There are 3 key points that 3M will continue to prioritize:
Product and Market Innovation
Organizational Optimization
Environmental Sustainability
All of these are good things that bode well for the company, and ones that I am confident they will succeed at.
3M has always been an innovative company that responds to market trends by developing and selling new products that provide value to its clients. Coming out of the pandemic 3M has an opportunity to bring its innovation to a rapidly changing economy.
When it comes to optimizing the way they do business, that too is a reasonable goal, and one that they have been succeeding at.

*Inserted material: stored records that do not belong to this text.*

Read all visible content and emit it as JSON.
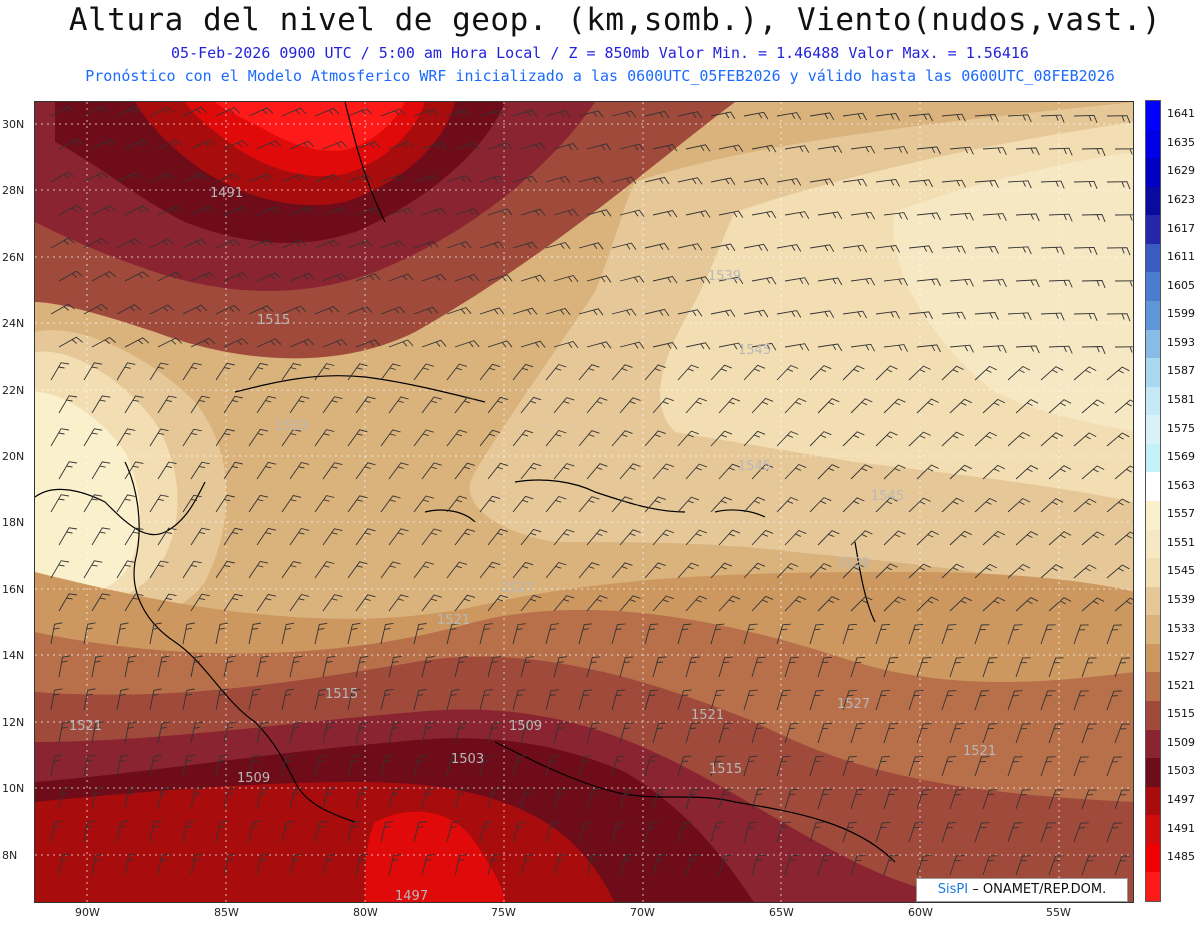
{
  "header": {
    "title": "Altura del nivel de geop. (km,somb.), Viento(nudos,vast.)",
    "subtitle1": "05-Feb-2026  0900 UTC / 5:00 am Hora Local / Z = 850mb     Valor Min. = 1.46488  Valor Max. = 1.56416",
    "subtitle2": "Pronóstico con el Modelo Atmosferico WRF inicializado a las 0600UTC_05FEB2026 y válido hasta las  0600UTC_08FEB2026"
  },
  "axes": {
    "lat_labels": [
      "30N",
      "28N",
      "26N",
      "24N",
      "22N",
      "20N",
      "18N",
      "16N",
      "14N",
      "12N",
      "10N",
      "8N"
    ],
    "lon_labels": [
      "90W",
      "85W",
      "80W",
      "75W",
      "70W",
      "65W",
      "60W",
      "55W"
    ]
  },
  "contour_labels": [
    "1491",
    "1515",
    "1539",
    "1545",
    "1533",
    "1545",
    "1545",
    "1539",
    "1527",
    "1521",
    "1515",
    "1509",
    "1503",
    "1521",
    "1515",
    "1509",
    "1521",
    "1521",
    "1527",
    "1497"
  ],
  "colorbar": [
    {
      "value": "1641",
      "color": "#0000ff"
    },
    {
      "value": "1635",
      "color": "#0000e6"
    },
    {
      "value": "1629",
      "color": "#0000c4"
    },
    {
      "value": "1623",
      "color": "#0a0a9e"
    },
    {
      "value": "1617",
      "color": "#2626a8"
    },
    {
      "value": "1611",
      "color": "#3a5cc0"
    },
    {
      "value": "1605",
      "color": "#4a7cd0"
    },
    {
      "value": "1599",
      "color": "#5e96d8"
    },
    {
      "value": "1593",
      "color": "#88bce6"
    },
    {
      "value": "1587",
      "color": "#aad8ef"
    },
    {
      "value": "1581",
      "color": "#c6eaf5"
    },
    {
      "value": "1575",
      "color": "#d8f2f8"
    },
    {
      "value": "1569",
      "color": "#c4f0f8"
    },
    {
      "value": "1563",
      "color": "#ffffff"
    },
    {
      "value": "1557",
      "color": "#fbf0cc"
    },
    {
      "value": "1551",
      "color": "#f7e8c4"
    },
    {
      "value": "1545",
      "color": "#f2deb2"
    },
    {
      "value": "1539",
      "color": "#e6c898"
    },
    {
      "value": "1533",
      "color": "#dab27c"
    },
    {
      "value": "1527",
      "color": "#cc9860"
    },
    {
      "value": "1521",
      "color": "#b8704a"
    },
    {
      "value": "1515",
      "color": "#a04a3c"
    },
    {
      "value": "1509",
      "color": "#8a2430"
    },
    {
      "value": "1503",
      "color": "#6e0c1a"
    },
    {
      "value": "1497",
      "color": "#a80c0c"
    },
    {
      "value": "1491",
      "color": "#d00c0c"
    },
    {
      "value": "1485",
      "color": "#f00000"
    },
    {
      "value": "",
      "color": "#ff1a1a"
    }
  ],
  "credit": {
    "brand": "SisPI",
    "text": " – ONAMET/REP.DOM."
  }
}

For 2021 they are embarking on a series of actions across the company that will reduce operation costs by $250 to $300 million.
This, combined with the more nimble company that is emerging from the ongoing restructuring indicates that management is focused on keeping costs low, a necessity given the current inflation concerns at the moment.
Finally, when it comes to environmental sustainability, 3M has committed to cutting carbon emissions by 50% by 2030, 80% by 2040 and be fully carbon neutral by 2050.
Saving water too is a key concern of theirs, and they expect to achieve a 10% reduction in water use by the end of next year, and a 25% reduction by 2030.
These pro-environmental policies will pay dividends in the future, not just from lower resource usage costs, but by getting ahead of incoming environmental regulation 3M gains a competitive advantage versus its less environmentally conscious competitors.
The Verdict
We know what 3M is and does.
We know its course over the past 10 years.
We know where it will go in the future.
We know how owning it will benefit us.
We know (roughly) how much the company is worth.
So now we need to decide whether we will pull the trigger and invest in 3M.
The company is not at an attractive price at the moment, so the answer is NO.
That being said, 3M is a decent company that has been beaten down over the past 10 years, but is well positioned to recover in the next 5 years.
I will not sell my current shares because it is not wildly over valued, but I will not buy more at the current price.
Should the price per share go down to $150 I will seriously consider buying more.
You may have a different view, and if you do i would encourage you to comment down below, or tweet at me. I am always open to listening to other views.
I’ll see you next time!
Thank you for such a detailed posts but I'm interested in knowing your rationale behind your comment "Should the price per share go down to $150 I will seriously consider buying more".
At $150 the stock is trading what is deemed fair value looking at the valuations and not at a discount so why would you consider buying it at that price instead of say $120? Am I missing something?
Thank you again for providing valuable insight.